Urteil des LSG Bayern vom 19.10.2004

LSG Bayern: soziale sicherheit, versicherungsträger, republik, kroatien, unterlassen, bekanntmachung, beweislast, hinterbliebenenrente, abkommen, waisenrente

Bayerisches Landessozialgericht
Urteil vom 19.10.2004 (nicht rechtskräftig)
S 4 RJ 46/00 A
Bayerisches Landessozialgericht L 6 RJ 154/01
I. Die Berufung der Klägerin gegen das Urtei des Sozialgerichts Landshut vom 25. Oktober 2000 wird zurückgewiesen.
II. Außergerichtliche Kosten sind nicht zu erstatten. III. Die Revision wird nicht zugelassen.
Tatbestand:
Streitig ist der Anspruch der Klägerin auf Kinderzuschuss bzw. Waisenrentenzuschlag zu ihrer Halbwaisenrente.

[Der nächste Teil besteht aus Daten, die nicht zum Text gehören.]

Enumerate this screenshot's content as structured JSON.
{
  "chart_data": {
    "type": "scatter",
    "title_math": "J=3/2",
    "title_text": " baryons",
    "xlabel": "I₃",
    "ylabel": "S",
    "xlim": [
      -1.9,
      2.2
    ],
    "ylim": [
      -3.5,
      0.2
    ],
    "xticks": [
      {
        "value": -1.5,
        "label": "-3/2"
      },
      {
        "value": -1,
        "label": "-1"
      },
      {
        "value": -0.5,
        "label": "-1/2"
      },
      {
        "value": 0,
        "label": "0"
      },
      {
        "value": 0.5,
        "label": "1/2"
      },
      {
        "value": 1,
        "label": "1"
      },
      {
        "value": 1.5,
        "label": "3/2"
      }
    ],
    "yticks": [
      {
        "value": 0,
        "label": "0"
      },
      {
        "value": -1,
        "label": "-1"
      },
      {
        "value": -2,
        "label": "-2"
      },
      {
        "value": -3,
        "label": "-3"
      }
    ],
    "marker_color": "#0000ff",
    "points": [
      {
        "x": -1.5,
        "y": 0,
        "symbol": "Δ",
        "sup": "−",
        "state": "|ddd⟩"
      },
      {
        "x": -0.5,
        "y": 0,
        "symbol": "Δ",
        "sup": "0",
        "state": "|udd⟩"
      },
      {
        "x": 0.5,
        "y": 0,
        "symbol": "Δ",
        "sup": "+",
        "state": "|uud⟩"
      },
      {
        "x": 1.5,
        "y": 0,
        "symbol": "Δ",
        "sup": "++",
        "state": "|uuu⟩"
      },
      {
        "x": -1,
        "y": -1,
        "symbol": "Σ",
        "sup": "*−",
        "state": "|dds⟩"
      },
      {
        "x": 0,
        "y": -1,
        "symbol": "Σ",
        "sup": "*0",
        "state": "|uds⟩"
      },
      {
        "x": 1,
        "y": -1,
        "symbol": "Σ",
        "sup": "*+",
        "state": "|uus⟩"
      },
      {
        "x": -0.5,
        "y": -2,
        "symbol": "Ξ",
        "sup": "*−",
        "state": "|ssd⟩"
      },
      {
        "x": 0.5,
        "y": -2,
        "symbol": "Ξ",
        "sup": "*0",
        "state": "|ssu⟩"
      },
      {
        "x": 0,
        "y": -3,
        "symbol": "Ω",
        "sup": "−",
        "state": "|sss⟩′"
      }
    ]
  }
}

Die 1979 geborene Klägerin ist zunächst Staatsangehörige der Sozialistischen Föderativen Republik Jugoslawien
gewesen; sie ist jetzt Staatsangehörige der Republik Kroatien, wo sie sich auch ständig aufhält. Mit Bescheid vom
24.09.1984 gewährte die Beklagte (u.a. auch) der Klägerin aus der Versicherung ihres am 23.01.1983 verstorbenen
Vaters, des Versicherten M. C. , ab 23.01.1983 Halbwaisenrente. Der Bescheid, der an die Mutter der Klägerin, M. C.
gerichtet wurde, enthielt den Zusatz, die Rente werde bis zu einer Äußerung des jugoslawischen Versicherungsträgers
über einen vorrangigen Anspruch auf jugoslawisches Kindergeld ohne Kinderzuschuss (§ 1269 Abs. 1 Satz 3 RVO in
Verbindung mit § 1262 Abs. 4 RVO) gewährt.

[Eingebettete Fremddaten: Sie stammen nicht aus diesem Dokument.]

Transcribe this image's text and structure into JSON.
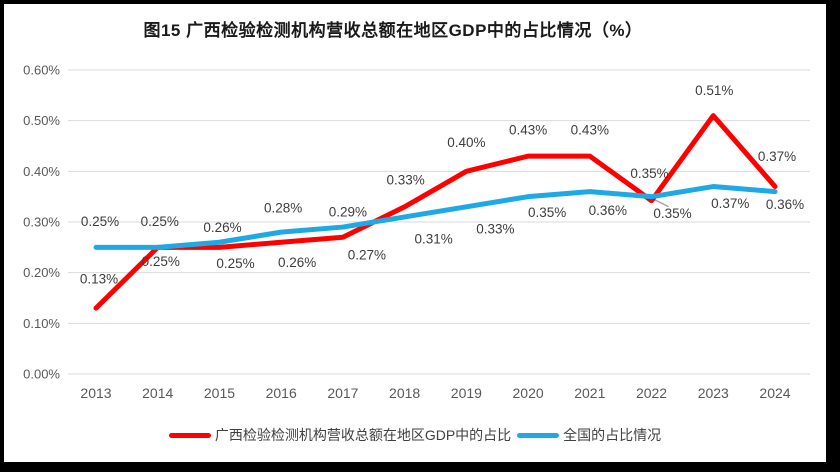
{
  "frame": {
    "background": "#FFFFFF",
    "border_color": "#000000"
  },
  "chart_data": {
    "type": "line",
    "title": "图15 广西检验检测机构营收总额在地区GDP中的占比情况（%）",
    "categories": [
      "2013",
      "2014",
      "2015",
      "2016",
      "2017",
      "2018",
      "2019",
      "2020",
      "2021",
      "2022",
      "2023",
      "2024"
    ],
    "series": [
      {
        "name": "广西检验检测机构营收总额在地区GDP中的占比",
        "color": "#FF0000",
        "values": [
          0.13,
          0.25,
          0.25,
          0.26,
          0.27,
          0.33,
          0.4,
          0.43,
          0.43,
          0.35,
          0.51,
          0.37
        ],
        "labels": [
          "0.13%",
          "0.25%",
          "0.25%",
          "0.26%",
          "0.27%",
          "0.33%",
          "0.40%",
          "0.43%",
          "0.43%",
          "0.35%",
          "0.51%",
          "0.37%"
        ]
      },
      {
        "name": "全国的占比情况",
        "color": "#1EA9E4",
        "values": [
          0.25,
          0.25,
          0.26,
          0.28,
          0.29,
          0.31,
          0.33,
          0.35,
          0.36,
          0.35,
          0.37,
          0.36
        ],
        "labels": [
          "0.25%",
          "0.25%",
          "0.26%",
          "0.28%",
          "0.29%",
          "0.31%",
          "0.33%",
          "0.35%",
          "0.36%",
          "0.35%",
          "0.37%",
          "0.36%"
        ]
      }
    ],
    "y_ticks": [
      "0.00%",
      "0.10%",
      "0.20%",
      "0.30%",
      "0.40%",
      "0.50%",
      "0.60%"
    ],
    "ylim": [
      0,
      0.6
    ],
    "xlabel": "",
    "ylabel": "",
    "grid": "horizontal",
    "legend_position": "bottom",
    "gridline_color": "#D9D9D9",
    "axis_text_color": "#595959",
    "label_text_color": "#3d3d3d",
    "leader_line": {
      "series": 1,
      "index": 9,
      "color": "#A6A6A6"
    }
  }
}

Am 18.11.1994 beantragte die Klägerin, den Kinderzuschuss zur Halbwaisenrente zu zahlen. Der kroatische
Versicherungsträger habe Kindergeld wegen Überschreitens der Einkommensgrenze abgelehnt.
Die Beklagte erbat hierauf mit Schreiben vom 02.05.1996 vom kroatischen Versicherungsträger Angaben zur Frage
eines Bezugs von kroatischem Kindergeld mittels des Formblatts 209 ab dem Zeitpunkt des Rentenbeginns.

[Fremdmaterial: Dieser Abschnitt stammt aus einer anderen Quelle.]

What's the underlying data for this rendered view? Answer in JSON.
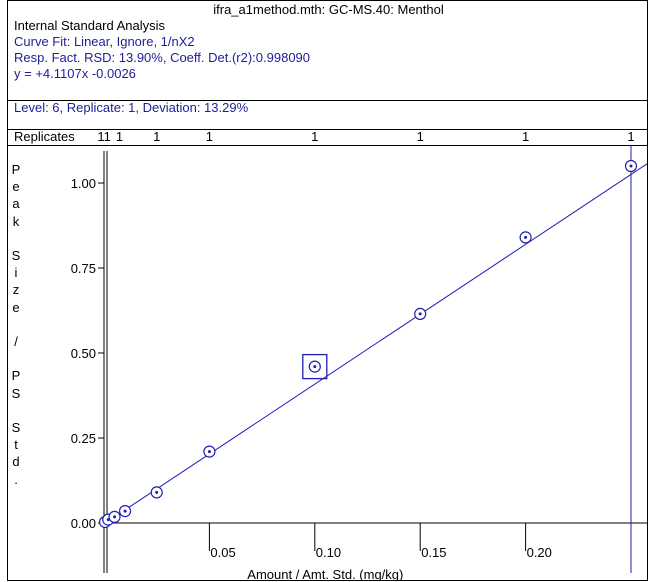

Mit Bescheid vom 25.04.1997 stellte die Beklagte fest, dass ab 01.07.1997 kein Anspruch auf Halbwaisenrente mehr
bestehe.
Dem Formblatt 209 vom 16.07.1999, das nun vom kroatischen Versicherungsträger der Beklagten übersandt wurde,
enthält die Aussage, dass jugoslawisches Kindergeld nicht bezahlt werde. Beigefügt sind Bescheide vom 01.07.1999,
mit denen der Anspruch auf kroatisches Kindergeld abgelehnt wird. Zur Begründung heißt es darin, die Mutter der
Klägerin habe auf die Aufforderung, die erforderlichen Unterlagen einzureichen, nicht geantwortet, so dass von einer
Zurücknahme des Antrags ausgegangen werde.
Mit Bescheid vom 19.10.1999 und Widerspruchsbescheid vom 27.12.1999 lehnte die Beklagte hierauf die Zahlung des
Waisenrentenzuschlags nach § 78 SGB VI ab.
Mit der am 14.01.2000 zum Sozialgericht Landshut (SG) erhobenen Klage verfolgte die Klägerin ihren Anspruch
weiter. Sie habe in Kroatien wegen Überschreitens der Einkommensgrenzen keinen Kindergeldanspruch.
Das SG wies die Klage mit Urteil vom 25.10.2000 ab. Es bestehe kein Anspruch auf einen Waisenrentenzuschlag
nach § 78 SGB VI. Der kroatische Versicherungsträger habe den Antrag auf Kindergeld deshalb abgelehnt, weil die
angeforderten Unterlagen nicht eingereicht worden seien. Das Urteil wurde an die in ihrer Heimat lebende Klägerin am
30.01.2001 zur Post gegeben.
Am 16.03.2001 ging die Berufung der Klägerin gegen dieses Urteil beim Bayer. Landessozialgericht ein.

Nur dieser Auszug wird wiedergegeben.